I am trying to port the basic neural network application from Andrew Ng's course from Python to Julia but got stuck in this part.
I am using my own data set, and therefore I am creating my own solution to process images and resize them. In order to have the exact same as in the Python code (and to have all images as vectors inside one matrix) I need to convert them from RGB to Array type so I can store them as columns in a matrix, but I keep an error and I can't seem to find information anywhere else.
I'm currently using an adapted version of the idea presented here.
using Images, FileIO, TestImages
cat_path = "path/Cat/"
cat_imgs = joinpath.(cat_path, readdir(cat_path))
function process_image(path_vec::Vector{String}, h::Int64, w::Int64, label::Int64)
result = zeros((h*w), length(path_vec))
class = []
for i in enumerate(path_vec)
img = load(i[2])::Array{RGB{N0f8},2}
img = imresize(img,(h,w))::Array{RGB{N0f8},2}
img = vec(img)::Vector{RGB{N0f8}}
result[:,i[1]] = img # this is the line where I believe Im getting the error
push!(class, label)
end
return result, class
end
If I try to change the images from RGB to Gray it works (which makes sense as they will have just one channel and will easily become an array), but if I want to keep all channels in the vector I can't just use save them into the matrix as a Vector{RGB{N0f8}}, and if I try to use img = convert(Array{Float64,1},img)
I get the error: MethodError: Cannot
convert an object of type RGB{N0f8} to an object of type Float64
I'm not sure how to make the code easily reproducible, but I believe that if you create a folder with a single image and update the file paths it should be possible. Or just running the individual lines inside the function using a test image:
using TestImages
img = testimage("mandrill")
CodePudding user response:
Just use channelview
. Note that RGB values will be available as the first dimension.
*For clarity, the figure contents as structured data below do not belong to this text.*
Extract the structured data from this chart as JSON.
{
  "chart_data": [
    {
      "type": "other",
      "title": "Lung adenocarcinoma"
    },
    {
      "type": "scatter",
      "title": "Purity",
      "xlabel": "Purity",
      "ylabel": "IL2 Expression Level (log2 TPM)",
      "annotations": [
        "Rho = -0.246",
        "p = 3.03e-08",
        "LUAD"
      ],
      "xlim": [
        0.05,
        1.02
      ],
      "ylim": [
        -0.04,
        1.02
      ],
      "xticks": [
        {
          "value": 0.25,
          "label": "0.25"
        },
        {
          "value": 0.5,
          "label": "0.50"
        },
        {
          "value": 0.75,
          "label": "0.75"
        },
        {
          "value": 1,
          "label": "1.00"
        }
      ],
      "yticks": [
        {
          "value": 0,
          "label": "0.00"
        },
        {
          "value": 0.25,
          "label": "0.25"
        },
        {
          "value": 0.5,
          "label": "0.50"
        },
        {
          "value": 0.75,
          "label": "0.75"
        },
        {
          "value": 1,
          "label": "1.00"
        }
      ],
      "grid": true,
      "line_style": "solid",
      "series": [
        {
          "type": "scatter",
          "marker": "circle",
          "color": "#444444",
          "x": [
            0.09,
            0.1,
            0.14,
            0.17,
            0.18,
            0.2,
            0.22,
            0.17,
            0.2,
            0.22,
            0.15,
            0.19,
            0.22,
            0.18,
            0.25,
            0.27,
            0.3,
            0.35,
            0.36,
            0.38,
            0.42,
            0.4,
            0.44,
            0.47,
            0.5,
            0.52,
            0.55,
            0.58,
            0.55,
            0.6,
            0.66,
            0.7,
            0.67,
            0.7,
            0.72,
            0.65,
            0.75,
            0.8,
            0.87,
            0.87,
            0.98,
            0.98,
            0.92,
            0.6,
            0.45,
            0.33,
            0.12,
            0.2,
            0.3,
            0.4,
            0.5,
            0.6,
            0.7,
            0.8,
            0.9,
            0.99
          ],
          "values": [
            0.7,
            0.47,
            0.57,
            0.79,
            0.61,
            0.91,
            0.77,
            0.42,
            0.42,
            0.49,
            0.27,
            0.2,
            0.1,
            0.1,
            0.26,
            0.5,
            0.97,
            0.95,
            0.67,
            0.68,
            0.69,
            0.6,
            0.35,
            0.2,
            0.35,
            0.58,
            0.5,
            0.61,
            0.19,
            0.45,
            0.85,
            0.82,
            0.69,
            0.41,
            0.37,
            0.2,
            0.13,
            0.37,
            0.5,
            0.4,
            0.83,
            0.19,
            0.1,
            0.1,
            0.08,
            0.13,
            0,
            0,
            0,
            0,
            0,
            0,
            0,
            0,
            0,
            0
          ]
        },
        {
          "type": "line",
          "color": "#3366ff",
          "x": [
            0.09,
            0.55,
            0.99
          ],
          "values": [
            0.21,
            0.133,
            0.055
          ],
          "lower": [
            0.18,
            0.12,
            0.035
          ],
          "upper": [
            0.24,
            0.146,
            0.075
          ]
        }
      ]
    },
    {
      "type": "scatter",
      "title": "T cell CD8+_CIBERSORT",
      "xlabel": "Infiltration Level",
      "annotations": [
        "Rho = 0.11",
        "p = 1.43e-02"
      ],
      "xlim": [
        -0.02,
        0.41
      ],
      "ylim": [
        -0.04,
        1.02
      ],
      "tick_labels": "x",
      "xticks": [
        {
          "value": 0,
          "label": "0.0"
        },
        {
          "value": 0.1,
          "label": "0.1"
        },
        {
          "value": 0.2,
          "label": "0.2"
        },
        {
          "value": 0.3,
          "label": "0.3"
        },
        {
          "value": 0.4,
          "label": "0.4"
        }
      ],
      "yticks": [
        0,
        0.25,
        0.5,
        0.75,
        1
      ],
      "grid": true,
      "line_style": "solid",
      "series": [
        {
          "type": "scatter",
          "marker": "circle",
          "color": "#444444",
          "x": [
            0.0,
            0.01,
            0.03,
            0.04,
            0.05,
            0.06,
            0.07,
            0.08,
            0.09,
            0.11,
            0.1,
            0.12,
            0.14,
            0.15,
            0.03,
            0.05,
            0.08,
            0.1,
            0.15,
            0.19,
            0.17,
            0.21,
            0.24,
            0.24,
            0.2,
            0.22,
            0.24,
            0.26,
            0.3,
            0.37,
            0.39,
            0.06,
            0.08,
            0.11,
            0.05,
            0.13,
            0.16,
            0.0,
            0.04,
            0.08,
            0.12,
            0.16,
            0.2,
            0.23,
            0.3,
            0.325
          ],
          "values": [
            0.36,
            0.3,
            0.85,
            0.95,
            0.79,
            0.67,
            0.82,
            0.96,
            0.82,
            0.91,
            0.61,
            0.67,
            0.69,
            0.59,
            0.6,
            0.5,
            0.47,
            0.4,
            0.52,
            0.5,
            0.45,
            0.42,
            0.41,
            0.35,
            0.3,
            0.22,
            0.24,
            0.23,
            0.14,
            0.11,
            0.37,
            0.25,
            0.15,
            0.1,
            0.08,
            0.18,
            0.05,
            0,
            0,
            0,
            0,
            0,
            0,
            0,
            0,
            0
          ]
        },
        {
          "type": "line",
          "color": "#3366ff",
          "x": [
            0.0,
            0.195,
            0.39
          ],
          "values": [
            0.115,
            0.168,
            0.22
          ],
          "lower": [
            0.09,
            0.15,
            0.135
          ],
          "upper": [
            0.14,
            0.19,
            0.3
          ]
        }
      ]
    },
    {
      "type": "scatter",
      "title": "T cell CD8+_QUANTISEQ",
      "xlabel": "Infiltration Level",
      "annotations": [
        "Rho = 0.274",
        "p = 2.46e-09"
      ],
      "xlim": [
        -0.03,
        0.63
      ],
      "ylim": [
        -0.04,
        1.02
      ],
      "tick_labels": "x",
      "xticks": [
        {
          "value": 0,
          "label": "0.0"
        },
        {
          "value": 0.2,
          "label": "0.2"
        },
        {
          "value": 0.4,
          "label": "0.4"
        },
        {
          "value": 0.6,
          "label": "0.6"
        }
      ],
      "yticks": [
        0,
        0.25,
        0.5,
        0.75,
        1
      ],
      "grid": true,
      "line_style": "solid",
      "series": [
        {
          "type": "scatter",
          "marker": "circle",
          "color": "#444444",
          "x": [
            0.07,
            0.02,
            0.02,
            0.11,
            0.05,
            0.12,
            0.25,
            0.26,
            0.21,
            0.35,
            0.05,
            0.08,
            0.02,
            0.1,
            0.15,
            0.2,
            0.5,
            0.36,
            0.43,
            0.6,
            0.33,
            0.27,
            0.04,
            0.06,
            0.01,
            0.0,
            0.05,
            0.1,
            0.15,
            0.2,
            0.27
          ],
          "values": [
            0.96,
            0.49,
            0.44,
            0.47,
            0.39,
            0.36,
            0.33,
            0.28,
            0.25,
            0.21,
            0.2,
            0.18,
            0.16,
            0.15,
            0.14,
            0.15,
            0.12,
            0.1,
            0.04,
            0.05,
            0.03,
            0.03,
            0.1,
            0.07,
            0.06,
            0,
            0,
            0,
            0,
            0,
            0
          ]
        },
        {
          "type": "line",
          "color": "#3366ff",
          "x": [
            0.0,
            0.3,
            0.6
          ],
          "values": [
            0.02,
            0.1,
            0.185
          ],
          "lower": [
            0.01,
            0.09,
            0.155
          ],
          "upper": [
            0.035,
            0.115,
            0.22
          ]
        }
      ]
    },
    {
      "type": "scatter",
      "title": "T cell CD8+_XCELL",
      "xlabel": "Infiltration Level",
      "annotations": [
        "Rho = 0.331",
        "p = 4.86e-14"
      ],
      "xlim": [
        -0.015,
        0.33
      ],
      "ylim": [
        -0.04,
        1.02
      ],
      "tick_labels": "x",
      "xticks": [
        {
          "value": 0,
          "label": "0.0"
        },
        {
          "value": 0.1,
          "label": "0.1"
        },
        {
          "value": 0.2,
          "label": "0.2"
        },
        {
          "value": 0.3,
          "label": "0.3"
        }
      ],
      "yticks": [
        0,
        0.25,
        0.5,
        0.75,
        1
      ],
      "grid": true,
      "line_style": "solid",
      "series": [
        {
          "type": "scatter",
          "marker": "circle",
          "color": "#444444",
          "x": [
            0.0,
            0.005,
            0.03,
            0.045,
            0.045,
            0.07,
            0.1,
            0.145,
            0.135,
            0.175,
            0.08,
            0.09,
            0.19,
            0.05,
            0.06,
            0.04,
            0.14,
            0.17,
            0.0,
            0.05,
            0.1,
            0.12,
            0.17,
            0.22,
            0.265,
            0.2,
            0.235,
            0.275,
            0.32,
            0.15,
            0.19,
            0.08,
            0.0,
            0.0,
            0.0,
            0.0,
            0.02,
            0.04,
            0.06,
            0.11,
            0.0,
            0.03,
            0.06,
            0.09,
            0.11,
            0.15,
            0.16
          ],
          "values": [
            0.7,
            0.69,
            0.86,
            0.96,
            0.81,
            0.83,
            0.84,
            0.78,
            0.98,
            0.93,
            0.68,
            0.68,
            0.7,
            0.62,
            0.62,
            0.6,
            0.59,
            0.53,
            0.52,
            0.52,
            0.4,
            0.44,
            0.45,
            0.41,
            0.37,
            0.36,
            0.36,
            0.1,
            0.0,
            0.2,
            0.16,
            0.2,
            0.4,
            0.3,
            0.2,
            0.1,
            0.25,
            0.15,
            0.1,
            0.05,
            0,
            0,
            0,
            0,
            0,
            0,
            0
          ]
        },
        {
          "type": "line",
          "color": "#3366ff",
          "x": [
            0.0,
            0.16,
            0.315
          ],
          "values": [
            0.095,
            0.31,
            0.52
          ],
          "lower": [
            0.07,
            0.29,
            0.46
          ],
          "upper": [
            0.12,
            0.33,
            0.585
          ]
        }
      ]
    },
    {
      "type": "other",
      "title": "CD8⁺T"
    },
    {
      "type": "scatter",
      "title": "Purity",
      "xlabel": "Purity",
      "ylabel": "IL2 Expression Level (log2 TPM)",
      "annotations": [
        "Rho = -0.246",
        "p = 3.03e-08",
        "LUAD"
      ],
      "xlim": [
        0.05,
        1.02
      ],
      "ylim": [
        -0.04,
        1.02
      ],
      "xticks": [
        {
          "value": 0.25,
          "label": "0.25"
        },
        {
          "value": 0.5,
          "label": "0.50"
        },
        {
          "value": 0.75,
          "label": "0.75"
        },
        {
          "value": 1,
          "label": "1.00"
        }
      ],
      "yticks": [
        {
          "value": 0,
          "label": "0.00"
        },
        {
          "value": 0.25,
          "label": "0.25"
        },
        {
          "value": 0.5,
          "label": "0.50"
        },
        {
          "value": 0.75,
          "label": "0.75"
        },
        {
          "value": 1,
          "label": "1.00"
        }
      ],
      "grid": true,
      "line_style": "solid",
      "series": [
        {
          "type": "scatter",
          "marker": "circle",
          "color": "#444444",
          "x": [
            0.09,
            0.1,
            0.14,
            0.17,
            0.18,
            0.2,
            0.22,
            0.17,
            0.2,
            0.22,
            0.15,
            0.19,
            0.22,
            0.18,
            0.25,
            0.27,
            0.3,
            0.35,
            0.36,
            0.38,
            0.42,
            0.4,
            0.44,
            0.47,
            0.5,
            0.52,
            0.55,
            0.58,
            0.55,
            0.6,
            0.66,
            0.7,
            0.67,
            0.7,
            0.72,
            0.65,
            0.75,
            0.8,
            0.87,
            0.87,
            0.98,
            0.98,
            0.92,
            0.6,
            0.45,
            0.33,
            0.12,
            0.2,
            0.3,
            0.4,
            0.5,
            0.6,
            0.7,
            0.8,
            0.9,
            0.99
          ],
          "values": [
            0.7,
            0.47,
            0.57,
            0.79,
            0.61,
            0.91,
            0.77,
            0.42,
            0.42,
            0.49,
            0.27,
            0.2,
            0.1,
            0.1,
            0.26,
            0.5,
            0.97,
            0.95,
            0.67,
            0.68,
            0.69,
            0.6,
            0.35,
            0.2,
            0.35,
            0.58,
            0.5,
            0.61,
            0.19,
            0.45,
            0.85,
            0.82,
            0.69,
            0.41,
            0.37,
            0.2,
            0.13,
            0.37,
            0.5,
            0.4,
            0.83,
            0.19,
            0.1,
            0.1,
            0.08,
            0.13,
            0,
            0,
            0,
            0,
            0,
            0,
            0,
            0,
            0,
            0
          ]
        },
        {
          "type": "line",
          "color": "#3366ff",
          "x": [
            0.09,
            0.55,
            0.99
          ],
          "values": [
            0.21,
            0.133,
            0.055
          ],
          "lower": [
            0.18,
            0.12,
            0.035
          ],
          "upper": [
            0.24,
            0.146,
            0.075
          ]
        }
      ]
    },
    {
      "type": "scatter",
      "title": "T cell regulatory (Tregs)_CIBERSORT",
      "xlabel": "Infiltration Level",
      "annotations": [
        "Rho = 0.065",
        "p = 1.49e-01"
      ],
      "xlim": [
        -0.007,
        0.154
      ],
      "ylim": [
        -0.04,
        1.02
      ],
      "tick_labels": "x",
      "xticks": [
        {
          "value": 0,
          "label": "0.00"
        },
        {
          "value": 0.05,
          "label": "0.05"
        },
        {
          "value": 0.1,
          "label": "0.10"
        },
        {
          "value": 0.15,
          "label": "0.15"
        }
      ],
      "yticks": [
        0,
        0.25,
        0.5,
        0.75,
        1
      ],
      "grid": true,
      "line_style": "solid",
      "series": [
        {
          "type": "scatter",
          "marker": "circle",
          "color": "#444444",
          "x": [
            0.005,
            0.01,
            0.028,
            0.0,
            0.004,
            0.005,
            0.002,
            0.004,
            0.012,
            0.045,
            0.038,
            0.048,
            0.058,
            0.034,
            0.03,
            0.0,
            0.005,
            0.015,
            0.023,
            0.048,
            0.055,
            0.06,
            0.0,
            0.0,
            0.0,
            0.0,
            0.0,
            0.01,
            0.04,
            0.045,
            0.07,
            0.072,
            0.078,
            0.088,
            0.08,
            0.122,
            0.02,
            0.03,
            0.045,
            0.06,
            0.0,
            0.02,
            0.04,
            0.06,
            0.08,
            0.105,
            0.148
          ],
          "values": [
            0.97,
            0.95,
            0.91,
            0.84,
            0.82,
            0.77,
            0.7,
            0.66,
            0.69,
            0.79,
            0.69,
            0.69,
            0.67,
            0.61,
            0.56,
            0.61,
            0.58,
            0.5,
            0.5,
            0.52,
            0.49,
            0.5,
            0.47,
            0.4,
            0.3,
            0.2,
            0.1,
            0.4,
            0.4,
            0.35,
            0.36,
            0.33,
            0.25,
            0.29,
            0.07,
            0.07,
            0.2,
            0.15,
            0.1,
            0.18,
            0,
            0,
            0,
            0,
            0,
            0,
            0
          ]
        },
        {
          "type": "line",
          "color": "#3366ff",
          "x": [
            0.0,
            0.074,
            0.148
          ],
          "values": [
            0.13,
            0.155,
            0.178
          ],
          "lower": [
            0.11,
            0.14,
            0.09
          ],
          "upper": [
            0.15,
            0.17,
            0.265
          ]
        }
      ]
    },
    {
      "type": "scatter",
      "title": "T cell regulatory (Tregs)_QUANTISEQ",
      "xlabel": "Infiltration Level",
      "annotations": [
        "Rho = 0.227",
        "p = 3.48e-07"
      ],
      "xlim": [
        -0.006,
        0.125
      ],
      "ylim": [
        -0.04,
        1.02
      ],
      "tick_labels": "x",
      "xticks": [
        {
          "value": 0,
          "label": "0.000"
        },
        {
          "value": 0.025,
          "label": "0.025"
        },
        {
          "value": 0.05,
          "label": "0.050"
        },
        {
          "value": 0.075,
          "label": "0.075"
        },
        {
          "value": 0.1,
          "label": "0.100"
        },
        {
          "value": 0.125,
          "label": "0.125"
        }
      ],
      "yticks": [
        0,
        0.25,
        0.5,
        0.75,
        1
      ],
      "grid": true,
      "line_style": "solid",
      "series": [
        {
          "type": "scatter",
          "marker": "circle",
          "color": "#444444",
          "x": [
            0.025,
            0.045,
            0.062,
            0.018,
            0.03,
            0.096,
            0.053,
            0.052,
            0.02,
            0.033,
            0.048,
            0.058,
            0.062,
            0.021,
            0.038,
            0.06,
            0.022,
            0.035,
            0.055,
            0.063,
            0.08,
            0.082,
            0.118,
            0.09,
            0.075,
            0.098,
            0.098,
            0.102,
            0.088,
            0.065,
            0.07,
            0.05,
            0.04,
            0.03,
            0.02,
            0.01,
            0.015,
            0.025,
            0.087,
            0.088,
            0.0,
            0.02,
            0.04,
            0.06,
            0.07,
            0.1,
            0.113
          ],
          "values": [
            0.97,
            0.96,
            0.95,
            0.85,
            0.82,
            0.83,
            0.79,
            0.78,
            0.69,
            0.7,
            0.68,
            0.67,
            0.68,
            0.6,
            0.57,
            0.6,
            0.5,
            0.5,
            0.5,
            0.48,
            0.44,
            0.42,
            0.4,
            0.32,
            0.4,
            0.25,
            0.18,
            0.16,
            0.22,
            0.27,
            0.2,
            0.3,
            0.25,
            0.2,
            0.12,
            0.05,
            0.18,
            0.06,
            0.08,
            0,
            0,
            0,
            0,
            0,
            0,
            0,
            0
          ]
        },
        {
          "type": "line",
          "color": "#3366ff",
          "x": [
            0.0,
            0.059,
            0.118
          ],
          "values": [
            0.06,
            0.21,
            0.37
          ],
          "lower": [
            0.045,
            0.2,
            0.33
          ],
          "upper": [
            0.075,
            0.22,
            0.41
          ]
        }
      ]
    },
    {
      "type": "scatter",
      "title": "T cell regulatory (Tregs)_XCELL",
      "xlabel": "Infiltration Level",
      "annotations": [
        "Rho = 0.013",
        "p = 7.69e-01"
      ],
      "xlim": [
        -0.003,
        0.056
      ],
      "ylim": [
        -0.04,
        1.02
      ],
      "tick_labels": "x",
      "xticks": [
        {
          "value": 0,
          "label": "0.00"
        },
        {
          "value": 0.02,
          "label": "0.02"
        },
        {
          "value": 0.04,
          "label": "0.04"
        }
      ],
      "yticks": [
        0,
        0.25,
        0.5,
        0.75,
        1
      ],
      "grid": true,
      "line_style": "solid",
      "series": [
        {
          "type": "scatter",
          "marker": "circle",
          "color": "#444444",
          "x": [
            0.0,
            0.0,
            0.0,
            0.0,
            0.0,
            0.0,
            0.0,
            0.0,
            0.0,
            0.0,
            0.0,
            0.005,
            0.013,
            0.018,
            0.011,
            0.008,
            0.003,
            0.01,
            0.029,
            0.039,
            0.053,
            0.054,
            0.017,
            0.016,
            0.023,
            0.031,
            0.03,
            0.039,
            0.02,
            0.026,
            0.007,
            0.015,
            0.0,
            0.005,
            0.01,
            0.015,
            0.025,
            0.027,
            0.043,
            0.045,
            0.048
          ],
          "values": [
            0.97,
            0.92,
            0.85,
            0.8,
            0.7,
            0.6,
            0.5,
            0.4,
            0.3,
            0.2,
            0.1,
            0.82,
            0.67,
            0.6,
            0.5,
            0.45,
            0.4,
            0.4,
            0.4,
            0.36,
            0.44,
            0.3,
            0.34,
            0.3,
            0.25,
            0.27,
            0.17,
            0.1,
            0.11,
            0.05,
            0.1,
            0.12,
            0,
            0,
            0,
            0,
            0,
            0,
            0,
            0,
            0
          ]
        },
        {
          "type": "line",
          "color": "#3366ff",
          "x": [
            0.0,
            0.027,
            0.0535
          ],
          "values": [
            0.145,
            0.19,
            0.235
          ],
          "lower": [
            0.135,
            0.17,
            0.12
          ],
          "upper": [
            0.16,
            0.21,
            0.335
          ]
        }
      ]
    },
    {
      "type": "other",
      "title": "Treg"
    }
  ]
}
julia> channelview(testimage("mandrill"))
3×512×512 reinterpret(reshape, N0f8, ::Array{RGB{N0f8},2}) with eltype N0f8:
[:, :, 1] =
0.643 0.471 0.388 … 0.475 0.494 0.035
0.588 0.49 0.29 0.58 0.663 0.043
0.278 0.243 0.122 0.608 0.659 0.047
;;; …
[:, :, 512] =
0.702 0.471 0.376 … 0.318 0.314 0.016
0.737 0.541 0.314 0.314 0.247 0.02
0.463 0.29 0.192 0.235 0.278 0.008
CodePudding user response:
After Dan's suggestion I managed to find a solution, although probably a slow/inefficient one:
function process_image(path_vec::Vector{String}, h::Int64, w::Int64, label::Int64)
result = zeros((h*w*3), length(path_vec))
class = []
for i in enumerate(path_vec)
img = load(i[2])::Array{RGB{N0f8},2}
img = imresize(img,(h,w))::Array{RGB{N0f8},2}
img = vec(img)::Vector{RGB{N0f8}}
img = [temp(img[i]) for i = 1:length(img), temp in [red, green, blue]]
img = reshape(img, ((h*w*3),1))
result[:,i[1]] = img
push!(class, label)
end
return result, class
end
In case it isn't clear in the code, what I did was extracting 3 arrays for each color channel into a matrix, which produces a 1024x3 Array{N0f8,2}. Then you can reshape this array into a 3072x1 Array{N0f8,2}. Once reshaped you can add it to a zeros matrix and it converts to Array{Float64,2}.
Not super happy that I had to manually input the number of channels to get the right dimension, but it works.